/html-docx-js

Converts HTML documents to DOCX in the browser

Primary LanguageJavaScriptMIT LicenseMIT

html-docx-js

This is a very small library that is capable of converting HTML documents to DOCX format that is used by Microsoft Word 2007 and onward. It manages to perform the conversion in the browser by using a feature called 'altchunks'. In a nutshell, it allows embedding content in a different markup language. We are using MHT document to ship the embedded content to Word as it allows to handle images. After Word opens such file, it converts the external content to Word Processing ML (this is how the markup language of DOCX files is called) and replaces the reference.

Altchunks were not supported by Microsoft Word for Mac 2008 and are not supported by LibreOffice and Google Docs.

Compatibility

This library should work on any modern browser that supports Blobs (either natively or via Blob.js). It was tested on Google Chrome 36, Safari 7 and Internet Explorer 10.

It also works on Node.js (tested on v0.10.12) using Buffer instead of Blob.

Images Support

This library supports only inlined base64 images (sourced via DATA URI). But it is easy to convert a regular image (sourced from static folder) on the fly. If you need an example of such conversion you can checkout a demo page source (see function convertImagesToBase64).

Usage and demo

Very minimal demo is available as test/sample.html in the repository and online. Please note that saving files on Safari is a little bit convoluted and the only reliable method seems to be falling back to a Flash-based approach (such as Downloadify). Our demo does not include this workaround to keep things simple, so it will not work on Safari at this point of time.
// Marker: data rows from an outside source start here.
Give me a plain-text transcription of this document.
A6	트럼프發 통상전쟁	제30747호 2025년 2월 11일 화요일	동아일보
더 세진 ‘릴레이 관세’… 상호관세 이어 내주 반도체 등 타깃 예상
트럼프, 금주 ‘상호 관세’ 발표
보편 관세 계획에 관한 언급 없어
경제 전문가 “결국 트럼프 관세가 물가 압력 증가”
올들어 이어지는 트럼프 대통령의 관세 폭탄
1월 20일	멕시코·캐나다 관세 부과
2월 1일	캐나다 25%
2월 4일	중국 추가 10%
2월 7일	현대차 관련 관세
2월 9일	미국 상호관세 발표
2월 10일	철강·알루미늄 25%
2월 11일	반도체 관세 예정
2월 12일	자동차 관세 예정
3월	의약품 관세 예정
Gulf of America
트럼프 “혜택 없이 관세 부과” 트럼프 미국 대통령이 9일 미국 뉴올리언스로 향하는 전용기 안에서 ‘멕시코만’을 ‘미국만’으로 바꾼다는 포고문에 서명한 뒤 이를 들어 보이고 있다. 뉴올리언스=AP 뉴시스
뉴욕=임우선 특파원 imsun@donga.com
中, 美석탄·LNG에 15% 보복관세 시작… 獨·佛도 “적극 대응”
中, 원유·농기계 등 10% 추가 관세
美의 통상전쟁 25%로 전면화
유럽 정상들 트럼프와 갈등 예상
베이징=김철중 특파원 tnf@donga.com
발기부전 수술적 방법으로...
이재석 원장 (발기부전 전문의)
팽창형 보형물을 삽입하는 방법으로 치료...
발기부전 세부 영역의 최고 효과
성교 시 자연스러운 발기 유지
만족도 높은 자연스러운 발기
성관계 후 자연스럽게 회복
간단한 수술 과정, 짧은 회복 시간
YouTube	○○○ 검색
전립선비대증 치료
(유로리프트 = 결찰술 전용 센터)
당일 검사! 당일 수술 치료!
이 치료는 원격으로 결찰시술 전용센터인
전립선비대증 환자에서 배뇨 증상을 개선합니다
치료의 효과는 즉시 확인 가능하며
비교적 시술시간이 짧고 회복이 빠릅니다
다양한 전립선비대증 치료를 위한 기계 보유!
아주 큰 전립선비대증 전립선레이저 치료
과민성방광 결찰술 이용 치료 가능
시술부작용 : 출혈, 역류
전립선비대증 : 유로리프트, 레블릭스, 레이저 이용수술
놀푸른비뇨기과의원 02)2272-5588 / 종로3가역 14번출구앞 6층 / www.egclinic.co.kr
You can also find a sample for using it in Node.js environment here.

To generate DOCX, simply pass a HTML document (as string) to asBlob method to receive Blob (or Buffer) containing the output file.

var converted = htmlDocx.asBlob(content);
saveAs(converted, 'test.docx');

asBlob can take additional options for controlling page setup for the document:

  • orientation: landscape or portrait (default)
  • margins: map of margin sizes (expressed in twentieths of point, see WordprocessingML documentation for details):
    • top: number (default: 1440, i.e. 2.54 cm)
    • right: number (default: 1440)
    • bottom: number (default: 1440)
    • left: number (default: 1440)
    • header: number (default: 720)
    • footer: number (default: 720)
    • gutter: number (default: 0)

For example:

var converted = htmlDocx.asBlob(content, {orientation: 'landscape', margins: {top: 720}});
saveAs(converted, 'test.docx');

IMPORTANT: please pass a complete, valid HTML (including DOCTYPE, html and body tags). This may be less convenient, but gives you possibility of including CSS rules in style tags.

html-docx-js is distributed as 'standalone' Browserify module (UMD). You can require it as html-docx. If no module loader is available, it will register itself as window.htmlDocx. See test/sample.html for details.

License

Copyright (c) 2015 Evidence Prime, Inc. See the LICENSE file for license rights and limitations (MIT).